User manual
SEQUENCE 5: The MIDI or Virtual Tracking.
Virtual Tracks: The MIDI Setup
In most MIDI studios you will see an 8 track tape machine
rather than a 16 or 24 track. Most all of the music
production is programmed on a sequencer using MIDI keyboards,
drum machines, or any other MIDI equipment. Because of this,
you only need tape tracks for vocals and some instruments not
adequately reproduced on keyboards today. If you have a
multitrack tape recorder in the MIDI studio, you would use
one of the tracks to print a time code (SMPTE or MIDI code).
This would allow your sequencer to keep your keyboards, drum
machine, and all other MIDI equipment in sync with each
other. Most all MIDI studios purchase the Dayner for the
following reasons;
1. You can custom order the Dayner to fit your exact
requirements (D&R will load it your way).
2. Five different chassis sizes (from 18 to 81 positions).
3. Digital quality specs (with that many inputs, it MUST be
quiet).
4. You can customize your own patchbay (todays standard
patchbays are too limited for MIDI).
5. D&Rs "Floating Subgroup System" allows any input module
to be a subgroup, anywhere in the chassis.
6. The Dayner has 8 aux send busses for all those effects
in todays MIDI room.
A popular configuration for a State of the Art MIDI studio
would be:
1 DC59 Chassis (will hold up to 56 modules).
46 DSM Dayner Split Input Modules (for keyboards, drum
machines, effects returns, subgroups, and line/mic
inputs).
8 DIM Dayner In-line Modules (for 8 track tape recorder).

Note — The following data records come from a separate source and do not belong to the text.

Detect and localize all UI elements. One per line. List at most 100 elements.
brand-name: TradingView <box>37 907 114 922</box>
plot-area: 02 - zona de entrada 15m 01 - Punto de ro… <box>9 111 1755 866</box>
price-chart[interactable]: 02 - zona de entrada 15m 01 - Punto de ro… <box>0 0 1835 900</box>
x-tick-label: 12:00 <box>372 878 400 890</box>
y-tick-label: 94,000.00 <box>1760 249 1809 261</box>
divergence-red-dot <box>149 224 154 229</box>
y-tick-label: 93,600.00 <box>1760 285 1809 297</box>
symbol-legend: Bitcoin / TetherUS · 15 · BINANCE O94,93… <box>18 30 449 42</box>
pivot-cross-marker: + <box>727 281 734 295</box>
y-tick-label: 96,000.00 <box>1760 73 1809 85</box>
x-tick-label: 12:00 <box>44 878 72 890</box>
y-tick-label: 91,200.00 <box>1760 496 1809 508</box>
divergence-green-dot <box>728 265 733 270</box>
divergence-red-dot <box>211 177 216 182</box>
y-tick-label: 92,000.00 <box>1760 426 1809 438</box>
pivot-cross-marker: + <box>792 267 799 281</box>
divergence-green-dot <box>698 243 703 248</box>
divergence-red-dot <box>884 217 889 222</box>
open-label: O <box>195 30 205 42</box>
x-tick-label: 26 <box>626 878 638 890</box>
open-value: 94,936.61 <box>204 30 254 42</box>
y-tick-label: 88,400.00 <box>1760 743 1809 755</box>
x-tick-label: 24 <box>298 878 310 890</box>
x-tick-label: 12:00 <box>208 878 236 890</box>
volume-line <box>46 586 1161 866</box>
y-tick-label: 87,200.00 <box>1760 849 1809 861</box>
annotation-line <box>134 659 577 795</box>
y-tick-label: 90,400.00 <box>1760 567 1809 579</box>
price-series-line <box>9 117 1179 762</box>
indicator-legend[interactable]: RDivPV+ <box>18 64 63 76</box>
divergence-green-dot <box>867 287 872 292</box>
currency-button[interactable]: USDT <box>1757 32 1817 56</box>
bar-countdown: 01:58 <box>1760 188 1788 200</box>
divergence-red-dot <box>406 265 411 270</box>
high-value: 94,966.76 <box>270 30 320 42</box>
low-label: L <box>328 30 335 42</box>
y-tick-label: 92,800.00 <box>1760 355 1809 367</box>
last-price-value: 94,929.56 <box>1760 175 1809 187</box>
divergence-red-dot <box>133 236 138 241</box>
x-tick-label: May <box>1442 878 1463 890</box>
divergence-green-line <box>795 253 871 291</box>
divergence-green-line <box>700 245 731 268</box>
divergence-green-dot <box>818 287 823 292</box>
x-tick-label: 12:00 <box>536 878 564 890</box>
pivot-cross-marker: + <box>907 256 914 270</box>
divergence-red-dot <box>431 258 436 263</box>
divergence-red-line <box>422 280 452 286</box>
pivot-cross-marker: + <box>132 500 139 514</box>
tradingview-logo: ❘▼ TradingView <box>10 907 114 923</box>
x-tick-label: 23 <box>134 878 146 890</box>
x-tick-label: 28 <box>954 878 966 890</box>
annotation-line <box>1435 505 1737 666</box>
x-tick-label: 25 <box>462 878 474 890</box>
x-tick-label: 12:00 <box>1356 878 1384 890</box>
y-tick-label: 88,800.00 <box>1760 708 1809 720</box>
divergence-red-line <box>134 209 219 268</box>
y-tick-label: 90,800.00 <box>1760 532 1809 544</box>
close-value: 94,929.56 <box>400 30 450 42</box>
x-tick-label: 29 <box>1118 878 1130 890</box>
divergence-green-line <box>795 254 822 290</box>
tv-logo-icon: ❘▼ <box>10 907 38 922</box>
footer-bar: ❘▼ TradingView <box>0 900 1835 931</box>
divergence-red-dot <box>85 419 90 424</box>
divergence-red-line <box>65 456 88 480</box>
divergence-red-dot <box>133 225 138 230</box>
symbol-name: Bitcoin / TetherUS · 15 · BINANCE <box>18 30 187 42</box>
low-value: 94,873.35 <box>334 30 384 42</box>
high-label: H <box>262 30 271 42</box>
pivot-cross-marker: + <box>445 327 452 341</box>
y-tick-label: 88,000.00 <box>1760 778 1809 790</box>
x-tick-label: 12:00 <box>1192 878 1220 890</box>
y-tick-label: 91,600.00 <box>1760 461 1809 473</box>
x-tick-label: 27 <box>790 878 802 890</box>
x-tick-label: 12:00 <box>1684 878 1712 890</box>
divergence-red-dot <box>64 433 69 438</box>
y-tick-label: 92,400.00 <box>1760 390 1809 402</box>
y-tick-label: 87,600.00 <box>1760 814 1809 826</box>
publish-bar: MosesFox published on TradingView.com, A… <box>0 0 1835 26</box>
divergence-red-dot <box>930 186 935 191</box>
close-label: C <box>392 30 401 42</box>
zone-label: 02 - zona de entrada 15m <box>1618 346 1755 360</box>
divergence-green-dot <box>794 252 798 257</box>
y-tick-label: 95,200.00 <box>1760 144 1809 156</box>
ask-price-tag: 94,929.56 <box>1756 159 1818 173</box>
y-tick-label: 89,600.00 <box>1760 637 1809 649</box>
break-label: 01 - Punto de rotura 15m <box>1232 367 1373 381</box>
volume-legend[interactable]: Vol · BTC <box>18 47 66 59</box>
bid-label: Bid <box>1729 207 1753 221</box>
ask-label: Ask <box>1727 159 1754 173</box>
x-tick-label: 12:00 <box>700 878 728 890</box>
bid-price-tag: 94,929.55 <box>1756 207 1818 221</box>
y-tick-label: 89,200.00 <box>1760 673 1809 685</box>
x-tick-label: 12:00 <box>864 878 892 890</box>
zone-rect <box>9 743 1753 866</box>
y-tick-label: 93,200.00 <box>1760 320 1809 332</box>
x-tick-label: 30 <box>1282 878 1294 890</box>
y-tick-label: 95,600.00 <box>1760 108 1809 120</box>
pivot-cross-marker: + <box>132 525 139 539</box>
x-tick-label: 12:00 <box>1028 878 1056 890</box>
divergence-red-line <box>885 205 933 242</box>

2 DRM Dayner Effects Return Modules (four returns on
each module).
This configuration would give you 70 virtual track inputs
during mixdown. You can download any Dayner console to fit
your special needs. The above example uses an eight track
tape machine, however, the Dayner is currently in MIDI
studios with 16, 24, and 32 tracks as well.